Department of Urology, Lund University, Malmö University Hospital, S-224 01, Malmö, Sweden.
Eur Urol. 2010 Jan;57(1):49-59. doi: 10.1016/j.eururo.2009.07.049. Epub 2009 Aug 7.
The well-known side-effect profile of androgen-deprivation therapy (ADT) has significant quality-of-life (QoL) implications. Intermittent androgen deprivation (IAD) alternates androgen blockade with treatment cessation to allow hormonal recovery between treatment cycles, thus potentially improving tolerability and QoL.
To evaluate available evidence regarding the efficacy and tolerability of IAD and assess its value in the treatment of prostate cancer (PCa).
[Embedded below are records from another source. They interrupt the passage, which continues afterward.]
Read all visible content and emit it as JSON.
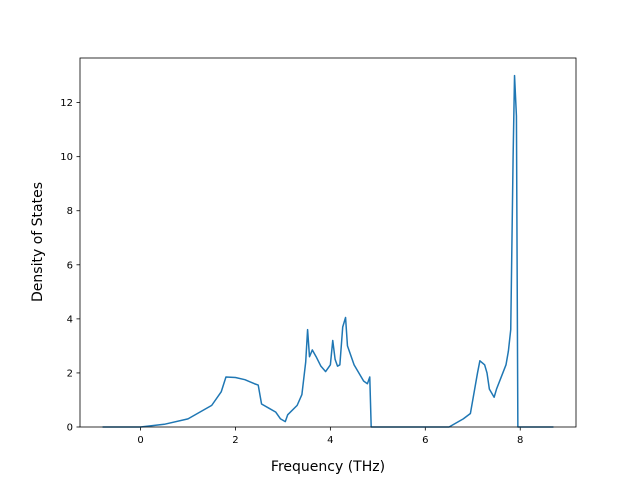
{
  "chart_data": {
    "type": "line",
    "xlabel": "Frequency (THz)",
    "ylabel": "Density of States",
    "x": [
      -0.8,
      0,
      0.5,
      1,
      1.5,
      1.7,
      1.8,
      2.0,
      2.2,
      2.4,
      2.48,
      2.55,
      2.7,
      2.85,
      2.95,
      3.05,
      3.1,
      3.3,
      3.4,
      3.48,
      3.52,
      3.56,
      3.62,
      3.7,
      3.8,
      3.9,
      4.0,
      4.05,
      4.1,
      4.15,
      4.2,
      4.26,
      4.32,
      4.36,
      4.5,
      4.7,
      4.78,
      4.83,
      4.86,
      6.5,
      6.8,
      6.95,
      7.0,
      7.1,
      7.15,
      7.25,
      7.3,
      7.35,
      7.45,
      7.5,
      7.7,
      7.75,
      7.8,
      7.85,
      7.88,
      7.92,
      7.95,
      8.7
    ],
    "series": [
      {
        "color": "#1f77b4",
        "values": [
          0,
          0,
          0.1,
          0.3,
          0.8,
          1.3,
          1.85,
          1.83,
          1.75,
          1.6,
          1.55,
          0.85,
          0.7,
          0.55,
          0.3,
          0.2,
          0.45,
          0.8,
          1.2,
          2.4,
          3.6,
          2.6,
          2.85,
          2.6,
          2.25,
          2.05,
          2.3,
          3.2,
          2.5,
          2.25,
          2.3,
          3.7,
          4.05,
          3.0,
          2.3,
          1.7,
          1.6,
          1.85,
          0,
          0,
          0.3,
          0.5,
          1.0,
          2.0,
          2.45,
          2.3,
          2.0,
          1.4,
          1.1,
          1.4,
          2.3,
          2.8,
          3.6,
          10.0,
          13.0,
          11.5,
          0,
          0
        ]
      }
    ],
    "xlim": [
      -1.275,
      9.175
    ],
    "xticks": [
      0,
      2,
      4,
      6,
      8
    ],
    "ylim": [
      0,
      13.65
    ],
    "yticks": [
      0,
      2,
      4,
      6,
      8,
      10,
      12
    ]
  }
}
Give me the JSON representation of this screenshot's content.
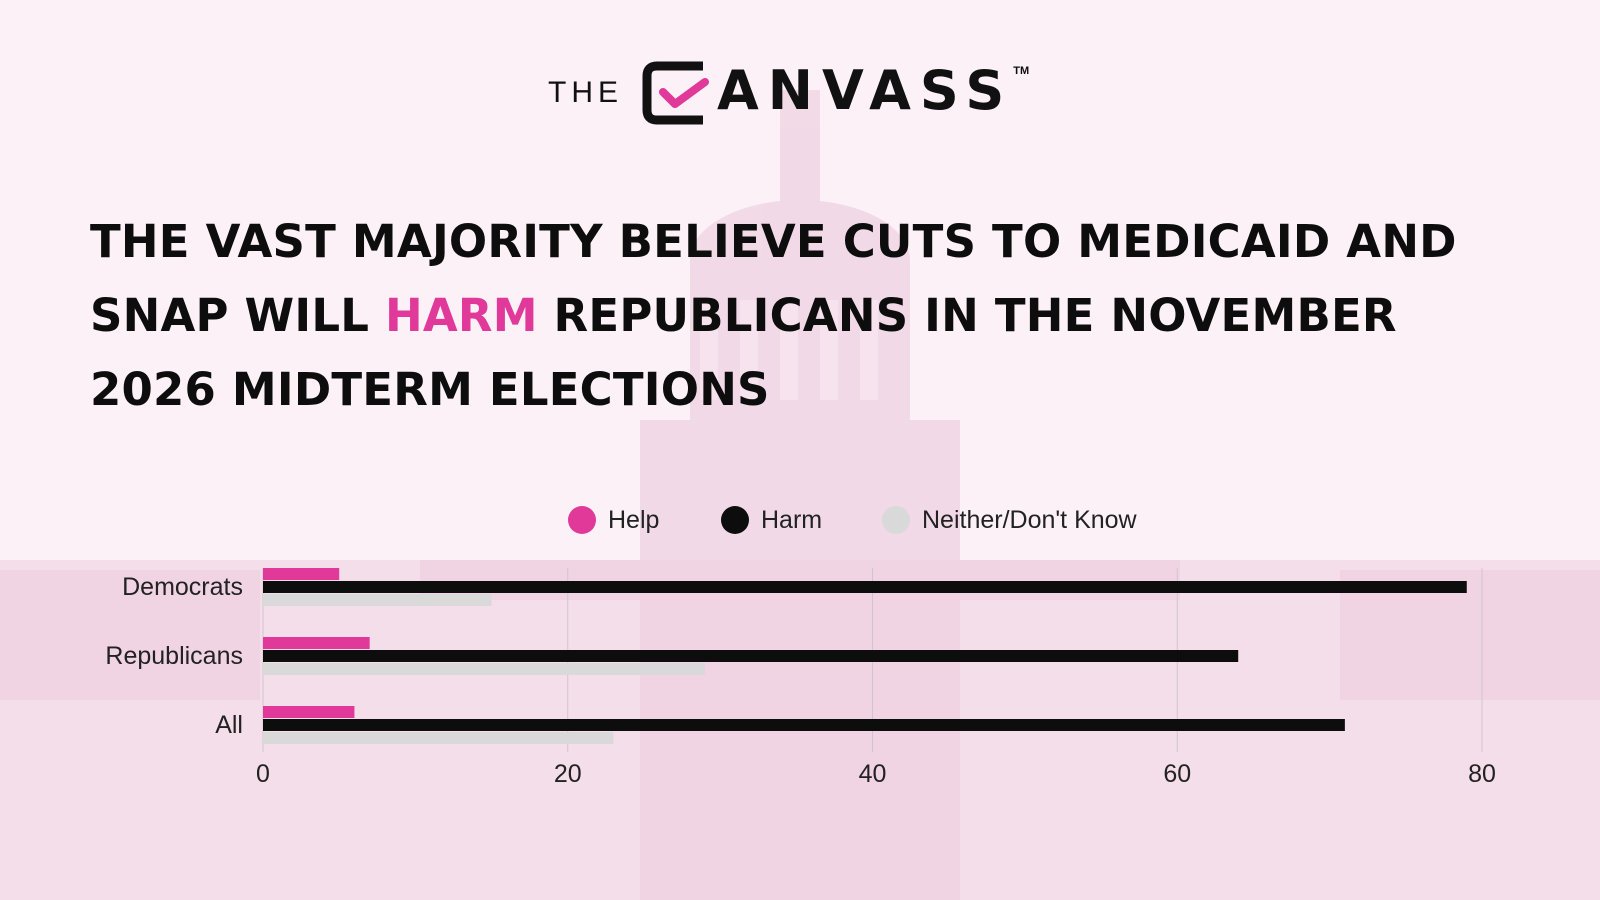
{
  "brand": {
    "the": "THE",
    "word": "ANVASS",
    "tm": "TM",
    "accent_color": "#e0399a"
  },
  "headline": {
    "before": "THE VAST MAJORITY BELIEVE CUTS TO MEDICAID AND SNAP WILL ",
    "accent": "HARM",
    "after": " REPUBLICANS IN THE NOVEMBER 2026 MIDTERM ELECTIONS"
  },
  "chart_data": {
    "type": "bar",
    "orientation": "horizontal",
    "categories": [
      "Democrats",
      "Republicans",
      "All"
    ],
    "series": [
      {
        "name": "Help",
        "color": "#e0399a",
        "values": [
          5,
          7,
          6
        ]
      },
      {
        "name": "Harm",
        "color": "#0d0d0d",
        "values": [
          79,
          64,
          71
        ]
      },
      {
        "name": "Neither/Don't Know",
        "color": "#d9d9d9",
        "values": [
          15,
          29,
          23
        ]
      }
    ],
    "xlim": [
      0,
      80
    ],
    "xticks": [
      0,
      20,
      40,
      60,
      80
    ],
    "grid": true,
    "legend_position": "top"
  }
}
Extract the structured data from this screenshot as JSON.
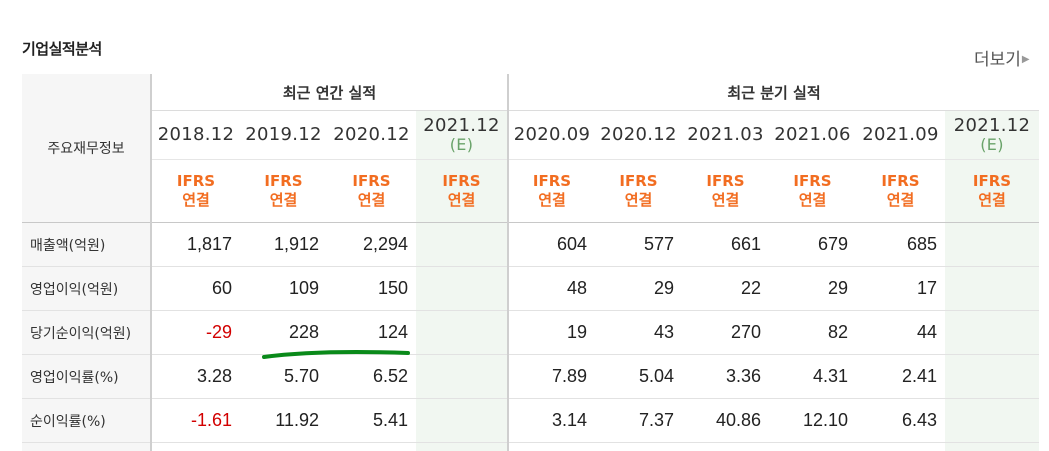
{
  "header": {
    "title": "기업실적분석",
    "more_label": "더보기"
  },
  "table": {
    "corner_label": "주요재무정보",
    "annual_group": "최근 연간 실적",
    "quarter_group": "최근 분기 실적",
    "standard_line1": "IFRS",
    "standard_line2": "연결",
    "estimate_tag": "(E)",
    "annual_periods": [
      "2018.12",
      "2019.12",
      "2020.12",
      "2021.12"
    ],
    "quarter_periods": [
      "2020.09",
      "2020.12",
      "2021.03",
      "2021.06",
      "2021.09",
      "2021.12"
    ],
    "rows": [
      {
        "label": "매출액(억원)",
        "values": [
          "1,817",
          "1,912",
          "2,294",
          "",
          "604",
          "577",
          "661",
          "679",
          "685",
          ""
        ]
      },
      {
        "label": "영업이익(억원)",
        "values": [
          "60",
          "109",
          "150",
          "",
          "48",
          "29",
          "22",
          "29",
          "17",
          ""
        ]
      },
      {
        "label": "당기순이익(억원)",
        "values": [
          "-29",
          "228",
          "124",
          "",
          "19",
          "43",
          "270",
          "82",
          "44",
          ""
        ]
      },
      {
        "label": "영업이익률(%)",
        "values": [
          "3.28",
          "5.70",
          "6.52",
          "",
          "7.89",
          "5.04",
          "3.36",
          "4.31",
          "2.41",
          ""
        ]
      },
      {
        "label": "순이익률(%)",
        "values": [
          "-1.61",
          "11.92",
          "5.41",
          "",
          "3.14",
          "7.37",
          "40.86",
          "12.10",
          "6.43",
          ""
        ]
      }
    ]
  },
  "colors": {
    "accent_standard": "#f26d21",
    "negative": "#d20000",
    "estimate_bg": "#f1f7f1",
    "annotation": "#0a8a1a"
  }
}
Key phase 2/3 clinical trials of IAD in PCa published within the last 10 yr were identified on Medline using the terms prostatic neoplasms [MeSH], intermittent androgen suppression, intermittent hormonal deprivation, intermittent androgen deprivation, and intermittent hormonal therapy. Abstracts from trials reported at 2008-2009 conferences were also included.
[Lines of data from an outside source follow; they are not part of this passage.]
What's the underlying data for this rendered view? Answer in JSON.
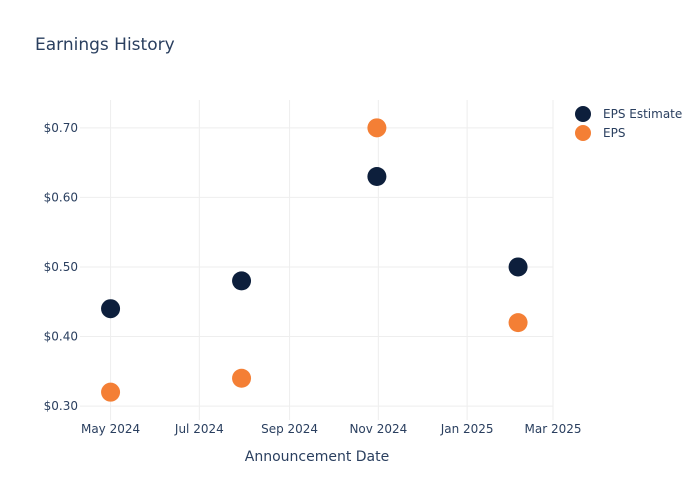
{
  "chart_data": {
    "type": "scatter",
    "title": "Earnings History",
    "xlabel": "Announcement Date",
    "ylabel": "",
    "x_axis_type": "date",
    "xlim": [
      "2024-04-10",
      "2025-03-01"
    ],
    "ylim": [
      0.28,
      0.74
    ],
    "x_ticks": [
      {
        "date": "2024-05-01",
        "label": "May 2024"
      },
      {
        "date": "2024-07-01",
        "label": "Jul 2024"
      },
      {
        "date": "2024-09-01",
        "label": "Sep 2024"
      },
      {
        "date": "2024-11-01",
        "label": "Nov 2024"
      },
      {
        "date": "2025-01-01",
        "label": "Jan 2025"
      },
      {
        "date": "2025-03-01",
        "label": "Mar 2025"
      }
    ],
    "y_ticks": [
      {
        "value": 0.3,
        "label": "$0.30"
      },
      {
        "value": 0.4,
        "label": "$0.40"
      },
      {
        "value": 0.5,
        "label": "$0.50"
      },
      {
        "value": 0.6,
        "label": "$0.60"
      },
      {
        "value": 0.7,
        "label": "$0.70"
      }
    ],
    "grid": true,
    "legend_position": "top-right",
    "series": [
      {
        "name": "EPS Estimate",
        "color": "#0d1f3c",
        "points": [
          {
            "x": "2024-05-01",
            "y": 0.44
          },
          {
            "x": "2024-07-30",
            "y": 0.48
          },
          {
            "x": "2024-10-31",
            "y": 0.63
          },
          {
            "x": "2025-02-05",
            "y": 0.5
          }
        ]
      },
      {
        "name": "EPS",
        "color": "#f47f35",
        "points": [
          {
            "x": "2024-05-01",
            "y": 0.32
          },
          {
            "x": "2024-07-30",
            "y": 0.34
          },
          {
            "x": "2024-10-31",
            "y": 0.7
          },
          {
            "x": "2025-02-05",
            "y": 0.42
          }
        ]
      }
    ]
  }
}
Data from 19 phase 2 studies are discussed with respect to prostate-specific antigen values for treatment suspension/reinitiation, treatment regimens, cycle lengths, testosterone normalisation, and tolerability. Outcome data were promising: Most trials reported an improvement in QoL during the off-therapy periods. Interim data from eight phase 3 trials comparing IAD and continuous androgen deprivation (CAD) support the phase 2 results. IAD generally showed comparable efficacy to CAD with respect to various outcomes, including biochemical progression, progression-free survival, and overall survival. However, IAD was significantly better than CAD with respect to 3-yr risk of progression in one study, and it demonstrated tolerability benefits, particularly with respect to sexual function. Patients most likely to benefit from IAD and factors predictive of poor response are also discussed.
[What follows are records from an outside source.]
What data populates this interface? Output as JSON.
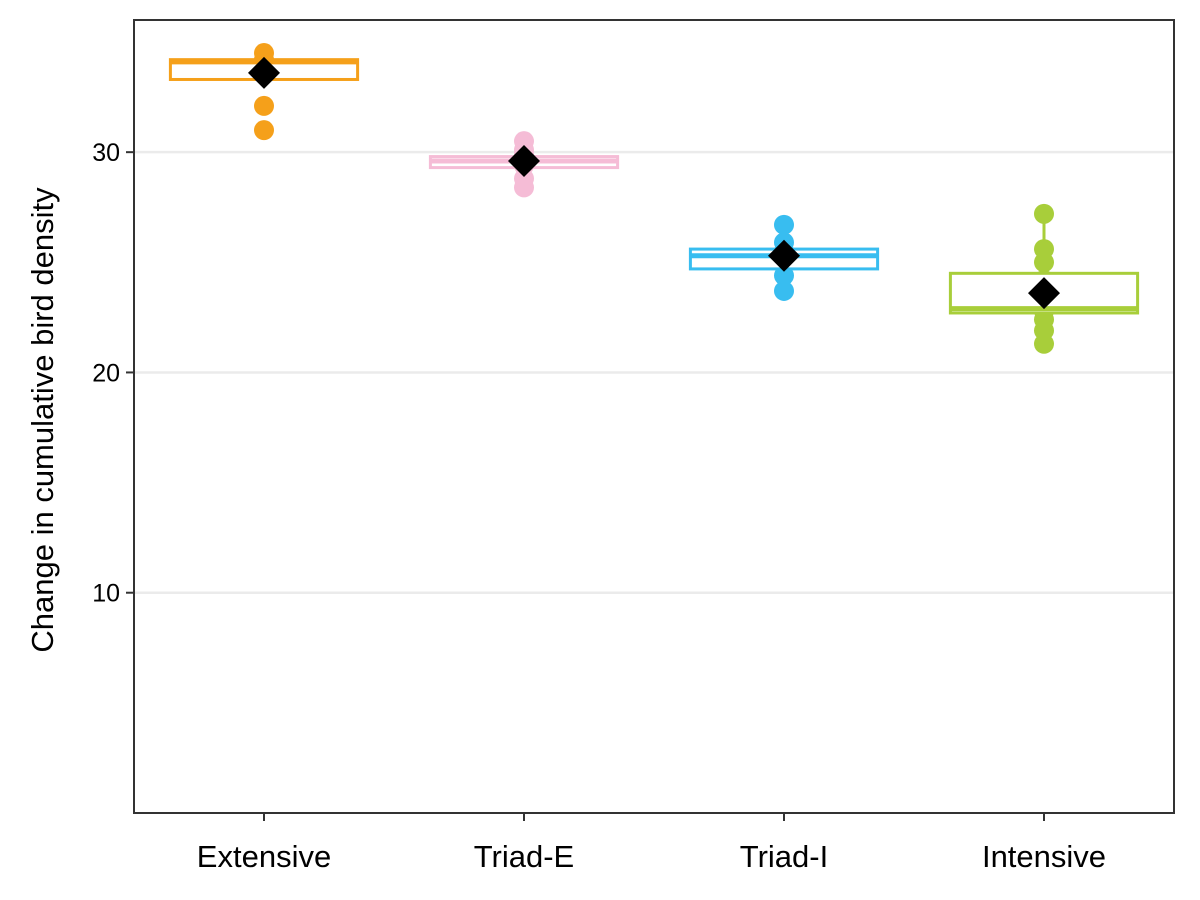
{
  "chart_data": {
    "type": "box",
    "ylabel": "Change in cumulative bird density",
    "xlabel": "",
    "ylim": [
      0,
      36
    ],
    "yticks": [
      10,
      20,
      30
    ],
    "grid": "horizontal-major",
    "legend": "none",
    "categories": [
      "Extensive",
      "Triad-E",
      "Triad-I",
      "Intensive"
    ],
    "colors": [
      "#f5a01a",
      "#f5bcd6",
      "#38bdf0",
      "#a8ce3a"
    ],
    "mean_color": "#000000",
    "boxes": [
      {
        "q1": 33.3,
        "median": 34.1,
        "q3": 34.2,
        "whisker_low": 33.3,
        "whisker_high": 34.5,
        "mean": 33.6,
        "points": [
          34.5,
          34.2,
          33.9,
          32.1,
          31.0
        ]
      },
      {
        "q1": 29.3,
        "median": 29.6,
        "q3": 29.8,
        "whisker_low": 28.4,
        "whisker_high": 30.5,
        "mean": 29.6,
        "points": [
          30.5,
          30.1,
          29.9,
          29.4,
          28.8,
          28.4
        ]
      },
      {
        "q1": 24.7,
        "median": 25.3,
        "q3": 25.6,
        "whisker_low": 23.7,
        "whisker_high": 26.7,
        "mean": 25.3,
        "points": [
          26.7,
          25.9,
          25.5,
          24.9,
          24.4,
          23.7
        ]
      },
      {
        "q1": 22.7,
        "median": 22.9,
        "q3": 24.5,
        "whisker_low": 21.3,
        "whisker_high": 27.2,
        "mean": 23.6,
        "points": [
          27.2,
          25.6,
          25.0,
          24.2,
          23.5,
          22.8,
          22.4,
          21.9,
          21.3
        ]
      }
    ]
  }
}
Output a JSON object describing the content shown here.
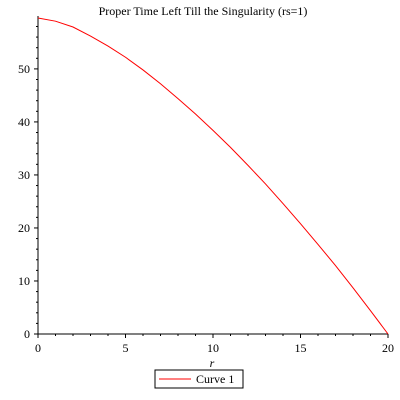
{
  "chart_data": {
    "type": "line",
    "title": "Proper Time Left Till the Singularity (rs=1)",
    "xlabel": "r",
    "ylabel": "",
    "xlim": [
      0,
      20
    ],
    "ylim": [
      0,
      59.6
    ],
    "xticks": [
      0,
      5,
      10,
      15,
      20
    ],
    "yticks": [
      0,
      10,
      20,
      30,
      40,
      50
    ],
    "grid": false,
    "legend_position": "bottom",
    "series": [
      {
        "name": "Curve 1",
        "color": "#ff0000",
        "x": [
          0,
          1,
          2,
          3,
          4,
          5,
          6,
          7,
          8,
          9,
          10,
          11,
          12,
          13,
          14,
          15,
          16,
          17,
          18,
          19,
          20
        ],
        "y": [
          59.6,
          59.0,
          57.9,
          56.2,
          54.3,
          52.2,
          49.8,
          47.2,
          44.4,
          41.5,
          38.4,
          35.2,
          31.8,
          28.3,
          24.6,
          20.8,
          16.9,
          12.9,
          8.7,
          4.4,
          0
        ]
      }
    ]
  }
}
IAD seems to be as effective as CAD while showing tolerability and QoL advantages, especially recovery of sexual potency; however, there are as yet insufficient data to determine whether IAD has the potential to prevent or reverse the long-term complications associated with ADT.
雄激素剥夺治疗(ADT)的显著副作用对生活质量(QoL)有重要影响。间歇性雄激素剥夺(IAD)在治疗周期之间交替使用雄激素阻断和治疗停止,从而允许激素恢复,从而潜在地提高耐受性和 QoL。
评估 IAD 在前列腺癌(PCa)治疗中的疗效和耐受性的现有证据,并评估其价值。
在过去 10 年中,使用“前列腺肿瘤”[MeSH]、间歇性雄激素抑制、间歇性激素剥夺、间歇性雄激素剥夺和间歇性激素治疗等术语,在 Medline 上搜索 IAD 在 PCa 中的关键 2/3 期临床试验。还包括在 2008-2009 年会议上报告的试验的摘要。
讨论了 19 项 2 期研究的数据,涉及治疗暂停/重新开始的前列腺特异性抗原值、治疗方案、周期长度、睾酮正常化和耐受性。结果数据很有希望:大多数试验报告在治疗中断期间 QoL 有所改善。八项比较 IAD 和持续雄激素剥夺(CAD)的 3 期试验的中期数据支持 2 期结果。IAD 在各种结局方面与 CAD 相当,包括生化进展、无进展生存期和总生存期。然而,在一项研究中,IAD 与 CAD 相比,3 年进展风险显著降低,并且具有耐受性优势,尤其是在性功能方面。还讨论了最有可能从 IAD 中受益的患者和预测反应不良的因素。
IAD 似乎与 CAD 一样有效,同时具有耐受性和 QoL 优势,特别是恢复性能力;然而,目前还没有足够的数据来确定 IAD 是否有可能预防或逆转与 ADT 相关的长期并发症。